I don't know, but I though sqrt was a standard function, along with +,-,*,/,Sin,Cos,Tan and modulus.
There is no way to calculate the sqrt of something without trail and improvement.
They most likely use the Newton-Rhapson approximation as the base for an iteration because it converges so quickly it leaves a trail of smoke behind it. Or maybe they don't because I can't think of a suitable way of applying it...
I believe they use logarithms, ie. 10^(Log(x)/[base, say 2 for square root])
Edit. On second thought, that's a bit exclusionary. Oh well, I'm sure Google knows :)
I found this formula which appears to work - only with powers. But as a root is 1 / power it works with roots too:
e (i . ln b)
where i is the index and b is the base;
therefore sqrt 4 is:
e (1/2 x ln 2) = 2
I touched on e and ln in my AS mathematics but don't remember how they work and how to calculate them. However could this be how a calculator does it?

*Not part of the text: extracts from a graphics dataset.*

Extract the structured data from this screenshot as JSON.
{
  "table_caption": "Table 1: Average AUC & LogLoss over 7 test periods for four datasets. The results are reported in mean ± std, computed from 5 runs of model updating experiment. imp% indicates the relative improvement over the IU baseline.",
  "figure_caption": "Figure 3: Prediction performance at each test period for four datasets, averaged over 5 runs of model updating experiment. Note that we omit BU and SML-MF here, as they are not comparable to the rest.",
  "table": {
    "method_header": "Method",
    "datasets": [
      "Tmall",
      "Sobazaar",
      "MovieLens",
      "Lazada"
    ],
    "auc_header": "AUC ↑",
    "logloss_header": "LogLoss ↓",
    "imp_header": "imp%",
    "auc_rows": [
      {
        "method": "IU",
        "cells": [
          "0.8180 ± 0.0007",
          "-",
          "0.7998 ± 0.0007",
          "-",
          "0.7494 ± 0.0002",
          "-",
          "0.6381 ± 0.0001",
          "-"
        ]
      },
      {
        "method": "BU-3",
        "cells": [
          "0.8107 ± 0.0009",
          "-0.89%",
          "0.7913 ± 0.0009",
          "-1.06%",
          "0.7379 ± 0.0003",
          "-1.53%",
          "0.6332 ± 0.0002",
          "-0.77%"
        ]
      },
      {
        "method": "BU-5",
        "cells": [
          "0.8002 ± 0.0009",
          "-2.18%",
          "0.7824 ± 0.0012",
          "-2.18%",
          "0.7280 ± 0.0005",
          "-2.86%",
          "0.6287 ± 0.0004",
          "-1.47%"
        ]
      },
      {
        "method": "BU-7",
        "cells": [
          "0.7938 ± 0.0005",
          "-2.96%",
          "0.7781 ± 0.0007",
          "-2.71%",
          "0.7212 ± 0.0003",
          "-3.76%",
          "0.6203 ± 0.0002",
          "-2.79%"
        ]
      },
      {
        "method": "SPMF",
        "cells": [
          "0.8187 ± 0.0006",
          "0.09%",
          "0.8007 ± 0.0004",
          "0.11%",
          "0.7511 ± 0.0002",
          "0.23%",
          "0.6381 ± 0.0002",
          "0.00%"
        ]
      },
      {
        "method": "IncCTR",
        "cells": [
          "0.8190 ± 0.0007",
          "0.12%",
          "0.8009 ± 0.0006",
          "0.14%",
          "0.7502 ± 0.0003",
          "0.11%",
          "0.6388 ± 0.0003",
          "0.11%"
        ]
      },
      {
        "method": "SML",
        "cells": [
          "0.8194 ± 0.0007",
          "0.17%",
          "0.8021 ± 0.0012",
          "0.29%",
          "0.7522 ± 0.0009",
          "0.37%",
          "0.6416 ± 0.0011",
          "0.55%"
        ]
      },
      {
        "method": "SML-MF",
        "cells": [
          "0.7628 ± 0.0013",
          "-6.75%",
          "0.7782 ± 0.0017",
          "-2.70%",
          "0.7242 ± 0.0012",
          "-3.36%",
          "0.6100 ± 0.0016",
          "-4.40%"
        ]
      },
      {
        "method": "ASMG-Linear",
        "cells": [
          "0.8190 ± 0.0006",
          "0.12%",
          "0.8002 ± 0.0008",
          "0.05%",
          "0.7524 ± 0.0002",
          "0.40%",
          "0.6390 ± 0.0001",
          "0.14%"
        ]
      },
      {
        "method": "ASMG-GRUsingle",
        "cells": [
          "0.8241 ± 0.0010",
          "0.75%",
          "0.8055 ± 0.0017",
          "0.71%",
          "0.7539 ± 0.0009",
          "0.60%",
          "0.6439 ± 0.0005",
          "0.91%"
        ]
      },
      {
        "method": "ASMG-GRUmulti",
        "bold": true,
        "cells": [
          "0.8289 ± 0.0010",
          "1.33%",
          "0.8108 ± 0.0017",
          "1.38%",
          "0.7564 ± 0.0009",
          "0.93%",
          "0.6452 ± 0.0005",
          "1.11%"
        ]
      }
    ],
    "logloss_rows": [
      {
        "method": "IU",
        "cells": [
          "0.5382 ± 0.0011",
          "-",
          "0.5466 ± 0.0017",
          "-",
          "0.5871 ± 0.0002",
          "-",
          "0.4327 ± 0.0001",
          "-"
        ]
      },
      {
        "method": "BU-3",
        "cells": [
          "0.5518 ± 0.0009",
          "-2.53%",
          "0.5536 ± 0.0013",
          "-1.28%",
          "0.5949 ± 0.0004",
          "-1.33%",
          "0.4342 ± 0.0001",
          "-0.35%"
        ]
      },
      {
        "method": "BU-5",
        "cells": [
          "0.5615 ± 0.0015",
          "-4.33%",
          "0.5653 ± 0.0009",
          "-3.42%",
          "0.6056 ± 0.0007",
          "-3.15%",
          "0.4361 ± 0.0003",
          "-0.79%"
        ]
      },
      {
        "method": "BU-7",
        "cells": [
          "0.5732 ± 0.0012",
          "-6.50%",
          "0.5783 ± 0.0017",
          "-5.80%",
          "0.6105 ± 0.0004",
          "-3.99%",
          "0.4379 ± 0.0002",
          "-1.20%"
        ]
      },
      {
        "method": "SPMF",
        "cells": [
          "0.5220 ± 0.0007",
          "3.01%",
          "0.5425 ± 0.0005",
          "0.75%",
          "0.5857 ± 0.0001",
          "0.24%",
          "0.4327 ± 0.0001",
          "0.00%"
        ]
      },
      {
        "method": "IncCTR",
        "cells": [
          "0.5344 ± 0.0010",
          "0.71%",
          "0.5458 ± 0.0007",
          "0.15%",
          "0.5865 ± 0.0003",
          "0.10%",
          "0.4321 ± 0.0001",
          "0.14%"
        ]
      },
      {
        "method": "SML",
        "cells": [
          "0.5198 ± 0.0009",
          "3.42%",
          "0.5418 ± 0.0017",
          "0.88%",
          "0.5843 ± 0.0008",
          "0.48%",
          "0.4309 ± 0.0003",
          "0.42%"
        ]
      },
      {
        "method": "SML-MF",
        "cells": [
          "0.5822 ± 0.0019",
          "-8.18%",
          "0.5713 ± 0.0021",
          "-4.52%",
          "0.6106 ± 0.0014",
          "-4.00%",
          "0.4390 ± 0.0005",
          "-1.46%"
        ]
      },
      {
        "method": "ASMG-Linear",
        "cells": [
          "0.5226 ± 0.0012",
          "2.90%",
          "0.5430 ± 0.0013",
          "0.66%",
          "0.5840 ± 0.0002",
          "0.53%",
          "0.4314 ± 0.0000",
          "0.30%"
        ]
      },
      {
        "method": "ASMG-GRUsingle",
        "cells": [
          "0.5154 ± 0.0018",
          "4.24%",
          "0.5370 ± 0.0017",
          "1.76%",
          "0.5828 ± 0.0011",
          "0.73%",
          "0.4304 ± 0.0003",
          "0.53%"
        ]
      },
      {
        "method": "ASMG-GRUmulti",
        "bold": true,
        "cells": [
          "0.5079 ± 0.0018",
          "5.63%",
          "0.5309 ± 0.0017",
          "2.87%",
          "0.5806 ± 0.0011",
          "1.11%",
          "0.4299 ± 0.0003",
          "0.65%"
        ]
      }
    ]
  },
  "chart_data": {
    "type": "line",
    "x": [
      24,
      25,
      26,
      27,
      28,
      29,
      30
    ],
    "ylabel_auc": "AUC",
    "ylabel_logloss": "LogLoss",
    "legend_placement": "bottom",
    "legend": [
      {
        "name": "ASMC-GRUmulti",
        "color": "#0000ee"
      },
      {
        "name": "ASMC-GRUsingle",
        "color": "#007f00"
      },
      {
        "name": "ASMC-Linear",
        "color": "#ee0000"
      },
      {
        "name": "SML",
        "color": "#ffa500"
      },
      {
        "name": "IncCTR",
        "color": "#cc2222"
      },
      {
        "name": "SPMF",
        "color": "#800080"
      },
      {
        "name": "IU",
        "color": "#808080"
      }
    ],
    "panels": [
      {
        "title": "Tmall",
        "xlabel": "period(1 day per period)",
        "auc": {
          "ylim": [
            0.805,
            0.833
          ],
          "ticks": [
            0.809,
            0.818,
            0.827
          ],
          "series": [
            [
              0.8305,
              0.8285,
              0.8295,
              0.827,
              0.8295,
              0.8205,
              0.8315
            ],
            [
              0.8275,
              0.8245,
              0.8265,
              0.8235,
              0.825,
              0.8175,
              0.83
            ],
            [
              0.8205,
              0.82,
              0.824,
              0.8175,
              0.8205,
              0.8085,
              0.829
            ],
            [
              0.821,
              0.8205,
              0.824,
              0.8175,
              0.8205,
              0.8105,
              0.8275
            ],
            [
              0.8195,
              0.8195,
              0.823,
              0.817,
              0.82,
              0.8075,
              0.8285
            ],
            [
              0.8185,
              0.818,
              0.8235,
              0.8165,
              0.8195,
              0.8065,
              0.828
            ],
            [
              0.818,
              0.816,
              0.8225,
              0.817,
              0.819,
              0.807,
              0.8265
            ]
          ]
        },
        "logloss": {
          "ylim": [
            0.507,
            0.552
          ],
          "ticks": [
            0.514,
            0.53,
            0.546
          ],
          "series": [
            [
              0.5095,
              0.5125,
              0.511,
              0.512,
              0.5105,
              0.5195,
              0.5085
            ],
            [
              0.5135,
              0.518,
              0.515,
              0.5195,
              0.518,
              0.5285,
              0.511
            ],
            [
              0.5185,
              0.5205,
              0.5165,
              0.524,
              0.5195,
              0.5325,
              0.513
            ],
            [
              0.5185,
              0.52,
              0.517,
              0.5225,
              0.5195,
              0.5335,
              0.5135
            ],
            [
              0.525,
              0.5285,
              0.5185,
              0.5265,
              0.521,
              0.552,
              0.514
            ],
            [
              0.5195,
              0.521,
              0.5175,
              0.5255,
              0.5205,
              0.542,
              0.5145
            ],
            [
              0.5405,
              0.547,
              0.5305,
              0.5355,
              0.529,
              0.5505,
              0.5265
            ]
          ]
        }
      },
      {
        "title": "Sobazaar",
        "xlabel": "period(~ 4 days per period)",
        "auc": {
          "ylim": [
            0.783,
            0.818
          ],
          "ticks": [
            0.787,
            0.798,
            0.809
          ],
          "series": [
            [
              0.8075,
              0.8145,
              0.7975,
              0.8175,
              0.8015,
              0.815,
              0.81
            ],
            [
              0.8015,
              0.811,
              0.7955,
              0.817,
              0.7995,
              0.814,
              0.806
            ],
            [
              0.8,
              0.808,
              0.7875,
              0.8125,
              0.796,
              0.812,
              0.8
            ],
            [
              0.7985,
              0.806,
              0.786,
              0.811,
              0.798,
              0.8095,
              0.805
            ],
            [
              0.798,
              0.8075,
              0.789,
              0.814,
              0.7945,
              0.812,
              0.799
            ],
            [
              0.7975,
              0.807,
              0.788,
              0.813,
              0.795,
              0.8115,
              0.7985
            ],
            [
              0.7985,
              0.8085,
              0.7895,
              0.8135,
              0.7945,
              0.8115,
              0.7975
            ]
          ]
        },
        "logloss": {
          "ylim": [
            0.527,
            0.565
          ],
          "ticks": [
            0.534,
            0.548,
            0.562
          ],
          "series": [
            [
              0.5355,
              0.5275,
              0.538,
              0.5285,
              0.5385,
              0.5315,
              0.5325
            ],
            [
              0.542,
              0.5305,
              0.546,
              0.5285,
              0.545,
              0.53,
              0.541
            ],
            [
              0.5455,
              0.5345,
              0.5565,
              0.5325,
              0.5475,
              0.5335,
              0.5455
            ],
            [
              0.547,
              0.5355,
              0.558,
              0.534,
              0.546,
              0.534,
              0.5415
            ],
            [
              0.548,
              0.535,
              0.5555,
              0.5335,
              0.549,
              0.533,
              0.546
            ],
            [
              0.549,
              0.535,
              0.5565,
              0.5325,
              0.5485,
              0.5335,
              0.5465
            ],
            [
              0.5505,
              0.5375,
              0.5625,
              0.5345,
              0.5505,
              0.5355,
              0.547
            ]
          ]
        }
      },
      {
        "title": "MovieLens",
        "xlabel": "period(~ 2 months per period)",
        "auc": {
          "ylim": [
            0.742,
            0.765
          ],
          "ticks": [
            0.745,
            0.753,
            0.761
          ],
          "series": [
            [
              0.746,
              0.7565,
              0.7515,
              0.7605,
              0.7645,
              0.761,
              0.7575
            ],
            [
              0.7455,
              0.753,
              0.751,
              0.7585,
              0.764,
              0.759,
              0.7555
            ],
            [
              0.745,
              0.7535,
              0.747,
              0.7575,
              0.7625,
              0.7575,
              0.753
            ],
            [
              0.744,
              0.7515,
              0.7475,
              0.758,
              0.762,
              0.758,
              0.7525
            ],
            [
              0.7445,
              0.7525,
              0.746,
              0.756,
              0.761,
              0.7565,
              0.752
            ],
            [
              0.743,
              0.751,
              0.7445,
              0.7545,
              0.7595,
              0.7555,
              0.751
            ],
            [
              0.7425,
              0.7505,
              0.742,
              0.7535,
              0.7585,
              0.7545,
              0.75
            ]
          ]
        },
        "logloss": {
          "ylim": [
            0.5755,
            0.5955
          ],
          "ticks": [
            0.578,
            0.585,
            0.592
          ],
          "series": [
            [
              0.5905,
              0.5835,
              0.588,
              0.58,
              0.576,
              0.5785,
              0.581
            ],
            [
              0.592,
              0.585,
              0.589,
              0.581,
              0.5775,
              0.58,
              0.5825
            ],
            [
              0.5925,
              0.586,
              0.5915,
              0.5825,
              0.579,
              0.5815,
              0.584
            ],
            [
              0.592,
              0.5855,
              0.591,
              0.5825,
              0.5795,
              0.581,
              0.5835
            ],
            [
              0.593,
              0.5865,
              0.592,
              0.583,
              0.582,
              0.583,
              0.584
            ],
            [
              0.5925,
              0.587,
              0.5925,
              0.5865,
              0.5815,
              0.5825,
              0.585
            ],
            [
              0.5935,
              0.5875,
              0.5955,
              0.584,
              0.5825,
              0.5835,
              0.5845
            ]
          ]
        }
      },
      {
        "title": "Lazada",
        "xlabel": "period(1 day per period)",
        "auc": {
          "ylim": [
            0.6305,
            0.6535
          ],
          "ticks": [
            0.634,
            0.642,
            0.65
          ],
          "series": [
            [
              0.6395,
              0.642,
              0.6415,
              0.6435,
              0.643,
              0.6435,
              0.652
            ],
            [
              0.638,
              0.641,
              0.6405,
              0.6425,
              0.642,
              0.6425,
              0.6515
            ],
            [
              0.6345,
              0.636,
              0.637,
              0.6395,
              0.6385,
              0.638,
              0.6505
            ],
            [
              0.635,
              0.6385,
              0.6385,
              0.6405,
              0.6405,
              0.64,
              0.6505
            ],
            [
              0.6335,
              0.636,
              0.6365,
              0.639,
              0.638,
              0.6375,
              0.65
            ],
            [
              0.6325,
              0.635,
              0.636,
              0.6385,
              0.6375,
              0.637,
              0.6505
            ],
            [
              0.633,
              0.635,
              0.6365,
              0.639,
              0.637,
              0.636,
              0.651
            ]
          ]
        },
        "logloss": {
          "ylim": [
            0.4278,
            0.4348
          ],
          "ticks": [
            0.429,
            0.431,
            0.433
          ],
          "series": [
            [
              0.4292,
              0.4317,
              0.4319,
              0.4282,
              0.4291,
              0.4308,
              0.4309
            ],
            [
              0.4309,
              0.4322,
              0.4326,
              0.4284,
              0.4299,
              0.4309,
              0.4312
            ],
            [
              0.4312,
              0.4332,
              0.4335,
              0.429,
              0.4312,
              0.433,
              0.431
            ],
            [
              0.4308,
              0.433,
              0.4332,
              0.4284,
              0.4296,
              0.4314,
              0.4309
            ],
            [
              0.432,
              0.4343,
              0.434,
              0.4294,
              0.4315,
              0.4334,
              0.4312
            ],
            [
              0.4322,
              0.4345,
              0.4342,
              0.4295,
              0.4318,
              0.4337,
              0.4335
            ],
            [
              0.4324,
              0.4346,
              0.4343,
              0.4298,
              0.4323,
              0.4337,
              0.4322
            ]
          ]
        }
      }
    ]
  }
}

The trial and error method seems interesting but I didn't think computers liked trial and error.
e = 2.71828182846
And uhm... e (1/2*ln(2)) = sqrt(2)
That should be:
e^(1/2*ln(x)) = sqrt(x)
No, i don't think the calculator can work out powers by using powers, cos how does it calculate these?
There would be some sort of converging algorithm, like as suggested by TheManWhoCan.
oh, and clearing up possible confusion, i think the x in visualAd's post was 'multiplied', not a variable
Yes x in the my last post was multiply. So what formula would a calculator use?
vb .net
Math.Pow(a,y)
lol
Actually, you all just restated what I said originally, except using the natural log instead of common log and e instead of 10 :)
It probably does just use some type of converging series, although you could always email TI
Do you have any more information on Newton-Rhapson approximation? After doing a google search I found nothing but hugley complex formula's :eek: which i don't understand.Quote:
Originally posted by TheManWhoCan
They most likely use the Newton-Rhapson approximation as the base for an iteration because it converges so quickly it leaves a trail of smoke behind it. Or maybe they don't because I can't think of a suitable way of applying it...
Does anyone have an idiots explanation??
You know, if anyone has the C/C++ header math.h, you could post the 'pow' function (I'd do it myself, by I only took a C/C++ class at school so I don't have a copy)
hey guys,
check out the thread by me on Mandelbrot fractals. You'll find a post by Guv of a very interesting variation of the newton rhapson method that is the one most probably used by calculators.
give me a few minutes, i'll see if i can copy and paste it here~
edit: by Guv:
Quote:
TheAlchemist: Complex arithmetic is required for convergence to complex as well as real roots. The following is the Newton method for various roots, starting with square root. The pattern is obvious if you want to work with higher roots.
NextZ = Z / 2 + Number / 2*Z (Number is the value you want the square root of).
NextZ = 2*Z / 3 + Number / 3*z2
NextZ = 3*Z / 4 + Number / 4*Z3
NextZ = 4*Z / 5 + Number / 5*Z4
Use NextZ as Z for the next iteration. It converges fairly fast.
Ok I may have missed anyone who said this, but to put a number to a fraction is to put it to a radical.
4^1/2 = 2, because its like saying square root of 4.
9^1/3 = 3, because it is cube root,
16^1/4 = 2 and etc...
now the top number is the exponential power of the simplified number.
16^4/4 is the power of 1 and it would evaluate to itself.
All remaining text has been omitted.